A escolha entre as duas atitudes é, portanto, como em toda questão de ordem moral, uma
questão de fé. Para um observador penetrante, mas talvez superficial nesse caso preciso, se
tantos velhos socialistas provados recusam a posição bolchevique, é porque sua fé no
socialismo estaria abalada. Confesso que não o creio. Porque não acredito que seja
necessário mais fé para o "rude heroísmo" da decisão bolchevique do que para a luta lenta,
aparentemente menos heróica, e entretanto carregada de responsabilidades profundas, a
luta que trabalha a alma, longa e pedagógica, daquele que assume até o fim a democracia.

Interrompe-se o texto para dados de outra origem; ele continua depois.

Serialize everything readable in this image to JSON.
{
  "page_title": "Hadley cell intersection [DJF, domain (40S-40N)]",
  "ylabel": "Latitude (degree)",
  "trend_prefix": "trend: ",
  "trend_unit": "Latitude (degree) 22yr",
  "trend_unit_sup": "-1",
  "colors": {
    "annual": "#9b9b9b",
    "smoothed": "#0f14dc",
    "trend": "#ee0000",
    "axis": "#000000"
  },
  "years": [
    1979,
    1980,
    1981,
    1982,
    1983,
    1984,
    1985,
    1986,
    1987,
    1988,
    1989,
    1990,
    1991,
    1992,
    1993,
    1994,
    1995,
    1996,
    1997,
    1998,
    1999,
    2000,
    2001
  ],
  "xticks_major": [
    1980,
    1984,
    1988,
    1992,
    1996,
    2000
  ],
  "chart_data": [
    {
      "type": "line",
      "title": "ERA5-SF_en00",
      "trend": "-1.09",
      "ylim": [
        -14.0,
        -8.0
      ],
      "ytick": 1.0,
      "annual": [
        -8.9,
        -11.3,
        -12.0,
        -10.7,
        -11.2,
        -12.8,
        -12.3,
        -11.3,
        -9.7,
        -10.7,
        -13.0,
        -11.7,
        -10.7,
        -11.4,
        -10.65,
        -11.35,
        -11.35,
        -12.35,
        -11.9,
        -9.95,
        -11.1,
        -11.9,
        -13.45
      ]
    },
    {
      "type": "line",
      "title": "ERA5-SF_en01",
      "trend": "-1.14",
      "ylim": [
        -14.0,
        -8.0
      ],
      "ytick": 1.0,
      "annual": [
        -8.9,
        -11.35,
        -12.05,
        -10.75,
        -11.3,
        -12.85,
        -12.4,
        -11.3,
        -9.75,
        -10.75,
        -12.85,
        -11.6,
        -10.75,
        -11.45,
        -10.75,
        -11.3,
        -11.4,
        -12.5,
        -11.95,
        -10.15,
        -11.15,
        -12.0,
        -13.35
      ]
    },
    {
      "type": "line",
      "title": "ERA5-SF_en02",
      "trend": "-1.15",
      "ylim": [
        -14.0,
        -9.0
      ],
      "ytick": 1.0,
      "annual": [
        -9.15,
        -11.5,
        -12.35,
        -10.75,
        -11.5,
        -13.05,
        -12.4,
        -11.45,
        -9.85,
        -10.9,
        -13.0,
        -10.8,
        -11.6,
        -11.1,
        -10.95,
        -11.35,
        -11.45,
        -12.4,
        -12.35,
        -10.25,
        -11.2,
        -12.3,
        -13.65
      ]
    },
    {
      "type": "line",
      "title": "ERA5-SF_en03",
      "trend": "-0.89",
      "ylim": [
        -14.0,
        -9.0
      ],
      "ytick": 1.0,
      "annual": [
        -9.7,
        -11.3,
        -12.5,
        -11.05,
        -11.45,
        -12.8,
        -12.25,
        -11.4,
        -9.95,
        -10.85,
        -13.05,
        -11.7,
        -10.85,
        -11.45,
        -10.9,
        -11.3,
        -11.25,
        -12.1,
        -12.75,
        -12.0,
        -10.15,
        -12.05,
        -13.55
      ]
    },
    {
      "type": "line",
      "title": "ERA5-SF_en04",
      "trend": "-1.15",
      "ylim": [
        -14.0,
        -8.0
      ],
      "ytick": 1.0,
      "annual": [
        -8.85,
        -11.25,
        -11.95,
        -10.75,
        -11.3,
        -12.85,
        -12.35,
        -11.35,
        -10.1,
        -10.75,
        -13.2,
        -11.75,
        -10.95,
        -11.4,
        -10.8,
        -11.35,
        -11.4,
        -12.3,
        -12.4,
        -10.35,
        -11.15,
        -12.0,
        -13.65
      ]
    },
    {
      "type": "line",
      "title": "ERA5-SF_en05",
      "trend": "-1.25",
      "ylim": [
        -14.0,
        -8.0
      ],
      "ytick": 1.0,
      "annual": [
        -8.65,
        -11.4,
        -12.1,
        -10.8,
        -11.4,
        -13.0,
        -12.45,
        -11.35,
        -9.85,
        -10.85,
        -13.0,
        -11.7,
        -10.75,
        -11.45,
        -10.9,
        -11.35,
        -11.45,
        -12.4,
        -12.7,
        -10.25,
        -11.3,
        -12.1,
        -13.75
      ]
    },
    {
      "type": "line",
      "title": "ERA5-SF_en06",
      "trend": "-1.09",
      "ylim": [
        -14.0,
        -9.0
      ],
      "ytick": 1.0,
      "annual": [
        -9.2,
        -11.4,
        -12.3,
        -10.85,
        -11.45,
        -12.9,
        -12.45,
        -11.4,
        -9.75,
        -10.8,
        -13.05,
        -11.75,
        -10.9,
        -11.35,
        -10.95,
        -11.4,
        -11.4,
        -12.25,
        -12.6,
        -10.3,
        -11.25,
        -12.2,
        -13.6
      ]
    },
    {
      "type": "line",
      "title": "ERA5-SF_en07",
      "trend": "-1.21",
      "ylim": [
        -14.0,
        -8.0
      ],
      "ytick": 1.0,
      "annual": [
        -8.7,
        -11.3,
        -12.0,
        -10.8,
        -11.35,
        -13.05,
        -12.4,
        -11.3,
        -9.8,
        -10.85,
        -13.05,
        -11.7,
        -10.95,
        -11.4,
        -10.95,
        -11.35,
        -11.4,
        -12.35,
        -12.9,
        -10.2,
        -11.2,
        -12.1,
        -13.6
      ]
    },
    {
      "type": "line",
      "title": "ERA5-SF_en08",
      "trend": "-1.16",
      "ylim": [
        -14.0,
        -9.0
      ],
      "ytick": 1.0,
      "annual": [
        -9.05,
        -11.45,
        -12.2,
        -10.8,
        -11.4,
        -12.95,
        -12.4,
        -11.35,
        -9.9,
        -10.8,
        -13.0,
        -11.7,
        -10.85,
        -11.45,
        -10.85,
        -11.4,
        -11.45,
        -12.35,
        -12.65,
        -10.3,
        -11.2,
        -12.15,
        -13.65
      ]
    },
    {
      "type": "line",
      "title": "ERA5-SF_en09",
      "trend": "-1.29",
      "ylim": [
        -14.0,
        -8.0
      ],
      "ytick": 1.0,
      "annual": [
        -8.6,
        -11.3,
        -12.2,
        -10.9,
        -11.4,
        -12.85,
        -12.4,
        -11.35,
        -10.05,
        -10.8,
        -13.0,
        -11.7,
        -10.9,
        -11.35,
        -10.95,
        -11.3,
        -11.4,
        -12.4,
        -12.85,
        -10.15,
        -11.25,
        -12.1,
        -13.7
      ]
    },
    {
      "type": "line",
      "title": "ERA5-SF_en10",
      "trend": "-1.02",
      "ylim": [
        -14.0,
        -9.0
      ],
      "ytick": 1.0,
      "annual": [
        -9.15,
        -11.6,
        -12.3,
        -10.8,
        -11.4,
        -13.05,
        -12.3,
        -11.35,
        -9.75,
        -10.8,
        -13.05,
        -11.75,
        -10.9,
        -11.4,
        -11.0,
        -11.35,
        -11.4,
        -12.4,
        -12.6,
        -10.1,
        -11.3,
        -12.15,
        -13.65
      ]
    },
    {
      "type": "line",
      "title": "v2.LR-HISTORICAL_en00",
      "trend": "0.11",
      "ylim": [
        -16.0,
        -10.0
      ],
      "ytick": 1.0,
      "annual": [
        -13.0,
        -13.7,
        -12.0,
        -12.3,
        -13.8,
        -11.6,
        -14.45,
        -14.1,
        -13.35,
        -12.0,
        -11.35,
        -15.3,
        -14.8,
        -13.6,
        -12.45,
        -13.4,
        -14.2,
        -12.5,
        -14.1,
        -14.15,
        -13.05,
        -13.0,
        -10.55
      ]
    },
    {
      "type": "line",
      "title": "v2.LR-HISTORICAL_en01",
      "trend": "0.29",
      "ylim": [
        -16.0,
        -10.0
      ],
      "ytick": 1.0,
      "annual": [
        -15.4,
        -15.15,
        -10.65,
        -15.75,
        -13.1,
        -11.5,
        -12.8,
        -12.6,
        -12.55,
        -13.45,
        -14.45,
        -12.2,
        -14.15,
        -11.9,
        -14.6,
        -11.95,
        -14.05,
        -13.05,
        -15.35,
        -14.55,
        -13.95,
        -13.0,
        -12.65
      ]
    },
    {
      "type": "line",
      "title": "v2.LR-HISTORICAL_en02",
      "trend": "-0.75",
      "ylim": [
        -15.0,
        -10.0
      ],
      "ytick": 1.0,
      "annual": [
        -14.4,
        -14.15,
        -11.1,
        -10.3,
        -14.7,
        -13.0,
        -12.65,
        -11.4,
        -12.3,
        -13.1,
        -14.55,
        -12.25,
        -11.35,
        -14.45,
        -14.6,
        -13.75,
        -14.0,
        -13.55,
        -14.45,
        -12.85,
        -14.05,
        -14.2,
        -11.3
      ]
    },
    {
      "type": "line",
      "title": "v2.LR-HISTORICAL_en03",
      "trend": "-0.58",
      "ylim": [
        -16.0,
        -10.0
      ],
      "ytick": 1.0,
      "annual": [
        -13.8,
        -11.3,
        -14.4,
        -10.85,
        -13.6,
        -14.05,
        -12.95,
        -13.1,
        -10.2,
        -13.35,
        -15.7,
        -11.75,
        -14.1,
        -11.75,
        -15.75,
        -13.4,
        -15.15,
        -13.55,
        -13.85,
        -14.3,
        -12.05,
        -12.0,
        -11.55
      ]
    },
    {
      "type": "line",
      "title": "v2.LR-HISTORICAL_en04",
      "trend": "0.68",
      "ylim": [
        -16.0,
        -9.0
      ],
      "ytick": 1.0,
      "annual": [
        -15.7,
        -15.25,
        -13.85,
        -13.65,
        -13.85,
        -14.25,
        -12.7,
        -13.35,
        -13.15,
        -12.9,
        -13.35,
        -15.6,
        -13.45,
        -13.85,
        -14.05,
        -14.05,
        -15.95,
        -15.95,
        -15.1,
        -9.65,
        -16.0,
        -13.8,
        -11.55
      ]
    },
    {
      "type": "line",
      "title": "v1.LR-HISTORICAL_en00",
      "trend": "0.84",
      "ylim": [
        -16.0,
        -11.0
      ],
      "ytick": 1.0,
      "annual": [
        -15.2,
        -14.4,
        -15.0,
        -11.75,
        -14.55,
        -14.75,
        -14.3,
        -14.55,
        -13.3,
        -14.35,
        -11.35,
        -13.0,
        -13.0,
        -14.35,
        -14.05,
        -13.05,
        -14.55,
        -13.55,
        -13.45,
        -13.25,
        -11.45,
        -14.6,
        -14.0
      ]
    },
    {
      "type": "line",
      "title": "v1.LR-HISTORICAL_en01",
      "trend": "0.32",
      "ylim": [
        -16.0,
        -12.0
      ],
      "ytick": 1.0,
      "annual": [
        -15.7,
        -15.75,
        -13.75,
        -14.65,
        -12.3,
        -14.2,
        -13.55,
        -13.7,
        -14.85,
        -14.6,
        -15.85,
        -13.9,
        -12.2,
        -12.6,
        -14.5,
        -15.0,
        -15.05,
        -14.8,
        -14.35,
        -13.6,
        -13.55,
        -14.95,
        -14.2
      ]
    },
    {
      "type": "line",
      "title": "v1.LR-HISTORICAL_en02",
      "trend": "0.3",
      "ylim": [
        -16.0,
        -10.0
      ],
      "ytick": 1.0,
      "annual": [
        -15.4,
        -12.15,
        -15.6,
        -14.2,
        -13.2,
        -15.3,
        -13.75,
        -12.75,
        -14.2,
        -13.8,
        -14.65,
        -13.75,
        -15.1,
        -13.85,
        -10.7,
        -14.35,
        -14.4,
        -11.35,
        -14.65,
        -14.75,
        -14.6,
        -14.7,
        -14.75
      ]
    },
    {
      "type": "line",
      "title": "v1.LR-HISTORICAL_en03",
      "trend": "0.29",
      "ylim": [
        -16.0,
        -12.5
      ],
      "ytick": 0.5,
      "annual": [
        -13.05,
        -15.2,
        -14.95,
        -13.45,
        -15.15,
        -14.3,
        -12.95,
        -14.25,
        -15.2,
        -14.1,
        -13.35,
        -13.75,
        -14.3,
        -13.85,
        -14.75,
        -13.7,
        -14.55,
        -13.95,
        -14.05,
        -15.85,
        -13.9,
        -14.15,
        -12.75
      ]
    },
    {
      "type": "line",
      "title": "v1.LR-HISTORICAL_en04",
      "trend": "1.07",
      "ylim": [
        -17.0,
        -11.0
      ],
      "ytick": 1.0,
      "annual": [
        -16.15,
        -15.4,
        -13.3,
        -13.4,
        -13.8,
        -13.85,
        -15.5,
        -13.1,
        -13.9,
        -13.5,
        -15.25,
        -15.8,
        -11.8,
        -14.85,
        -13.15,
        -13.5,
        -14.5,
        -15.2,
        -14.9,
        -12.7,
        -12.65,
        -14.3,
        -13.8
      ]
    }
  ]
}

A primeira atitude aparente de sua convicção imediata, enquanto na segunda, esta pureza
é sacrificada conscientemente para que, por meio desse auto-sacrifício, possa-se realizar a
social-democracia em sua totalidade e não apenas um de seus fragmentos, destacados de
seu centro. Repto: o bolchevismo baseia-se sobre a seguinte hipótese metafísica: o bem
pode surgir do mal, e é possível, como o diz Razoumikhine em Raskolnikov,³ chegar à
verdade mentindo. O autor dessas linhas é incapaz de partilhar essa fé, e isto porque vê um
dilema moral insolúvel na raiz mesma da atitude bolchevique, enquanto a democracia -
acredita – não exige daqueles que a querem realizar consciente e honestamente até o fim
senão uma renúncia sobre-humana e o sacrifício de si. E, entretanto, ainda que esta
solução exija uma força sobre-humana, no fundo não é insolúvel, como o é o problema
moral posto pelo bolchevismo.
Então, dessa passagem bonita, dostoiévskiana, mas um tanto quanto palavrosa, nota-se que melhor do que o terror vermelho do bolchevismo e seus métodos violentos que Lukács prefere não justificar, ele opõe a "luta lenta", quase como a proposta gramsciana de conquistar primeiro a sociedade civil, assim como a vaga "democracia" ou "social-democracia". Esse artigo seria muitíssimo divertido e interessante, seria curiosidade apenas, se em 1968, cinquenta anos depois de dar voltas em torno de si mesmo, Lukács não tivesse escrito Stalinismo ou democracia?, na prática recolocando, a propósito da Primavera de Praga, esses mesmos dilemas de cinquenta anos antes. Basta colocar "stalinismo" no lugar de "bolchevismo" e você terá a mesma fórmula. Pois é, Lukács teve uma evolução muitíssimo orgânica!!!
Quem agride os outros não pode ficar se fazendo de coitadinho quando alguém revida.
Que artigo confuso esse de vocês sobre o MST! A barafunda cita o revisionista Gorender, que achava que o fim da escravidão era a revolução burguesa (!) Falta entender o beabá, amigos: introduziram-se relações capitalistas plenas no campo e o latifúndio continuou? Ah, Latifúndio lá é compatível com relações capitalistas plenas no campo??? Deixa que vou ali pingar meu colírio alucinógeno...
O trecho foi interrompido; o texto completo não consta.